METHODS: A DCE survey was developed, pretested and administered online. It included a series of choice questions in which respondents chose between two hypothetical vaccines, each characterized by four disease attributes with varying levels describing the of risk, health impact, curability and transmissibility of the disease they would prevent (described with four disease attributes with varying levels of risk, health impact, curability and transmissibility), and varying levels of four vaccine attributes (duration of protection, number of doses required, time required for vaccination, and vaccine cost). A random-parameters logit model was used to estimate the importance weights each traveler type placed on the various attribute levels. These weights were used to calculate mean monetary equivalents (MMEs) of changes in each attribute (holding all others constant) and of hypothetical disease-vaccine combinations.

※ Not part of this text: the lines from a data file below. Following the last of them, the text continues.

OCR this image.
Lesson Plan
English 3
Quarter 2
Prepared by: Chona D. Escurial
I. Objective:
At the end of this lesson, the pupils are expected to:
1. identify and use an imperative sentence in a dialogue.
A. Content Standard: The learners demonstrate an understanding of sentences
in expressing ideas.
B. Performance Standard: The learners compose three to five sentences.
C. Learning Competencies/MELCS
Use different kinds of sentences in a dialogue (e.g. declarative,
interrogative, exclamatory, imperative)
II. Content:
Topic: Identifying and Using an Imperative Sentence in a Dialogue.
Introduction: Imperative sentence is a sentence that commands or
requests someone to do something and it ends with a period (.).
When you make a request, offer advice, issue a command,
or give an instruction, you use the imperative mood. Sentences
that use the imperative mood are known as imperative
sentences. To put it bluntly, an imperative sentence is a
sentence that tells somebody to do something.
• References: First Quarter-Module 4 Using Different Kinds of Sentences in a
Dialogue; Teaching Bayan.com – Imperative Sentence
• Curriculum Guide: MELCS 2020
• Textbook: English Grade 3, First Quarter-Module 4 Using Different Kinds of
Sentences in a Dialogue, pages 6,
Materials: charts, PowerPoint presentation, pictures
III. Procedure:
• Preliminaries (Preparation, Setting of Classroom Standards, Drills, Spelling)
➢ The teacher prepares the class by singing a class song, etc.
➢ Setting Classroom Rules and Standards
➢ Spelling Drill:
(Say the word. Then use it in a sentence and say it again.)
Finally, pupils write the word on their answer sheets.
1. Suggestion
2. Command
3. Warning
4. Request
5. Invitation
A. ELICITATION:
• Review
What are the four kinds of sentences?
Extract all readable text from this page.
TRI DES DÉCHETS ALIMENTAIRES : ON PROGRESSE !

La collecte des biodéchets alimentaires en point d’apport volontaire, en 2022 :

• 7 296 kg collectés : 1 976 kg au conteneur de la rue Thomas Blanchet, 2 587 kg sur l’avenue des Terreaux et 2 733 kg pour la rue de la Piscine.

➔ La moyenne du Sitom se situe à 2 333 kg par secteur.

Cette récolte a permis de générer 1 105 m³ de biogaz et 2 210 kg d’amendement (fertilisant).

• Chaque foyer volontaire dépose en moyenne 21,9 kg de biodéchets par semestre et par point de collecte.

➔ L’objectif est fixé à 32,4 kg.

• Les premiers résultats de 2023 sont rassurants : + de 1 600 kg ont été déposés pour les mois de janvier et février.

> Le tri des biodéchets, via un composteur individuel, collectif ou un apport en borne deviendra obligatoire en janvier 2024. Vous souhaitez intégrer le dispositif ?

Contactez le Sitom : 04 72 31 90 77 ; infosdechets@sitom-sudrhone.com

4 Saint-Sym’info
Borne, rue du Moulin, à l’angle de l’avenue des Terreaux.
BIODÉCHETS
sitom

RESULTS: All traveler types' choices indicated that they attached the greatest importance to the risk and health impact of disease and to the vaccine cost whereas the other disease and vaccine attributes were less important for their decisions about travel vaccines. An option of not choosing any of the vaccine-pairs presented was rarely selected indicating that travelers' generally prefer to be vaccinated rather than not. The MMEs of changes in vaccine attributes indicated a very high variability between the individual travelers within each type.
CONCLUSIONS: The travelers' responses indicated strong preferences for selecting vaccination rather than opting out of vaccination, and disease risk, health impact and vaccine cost were the most important features for vaccine choice.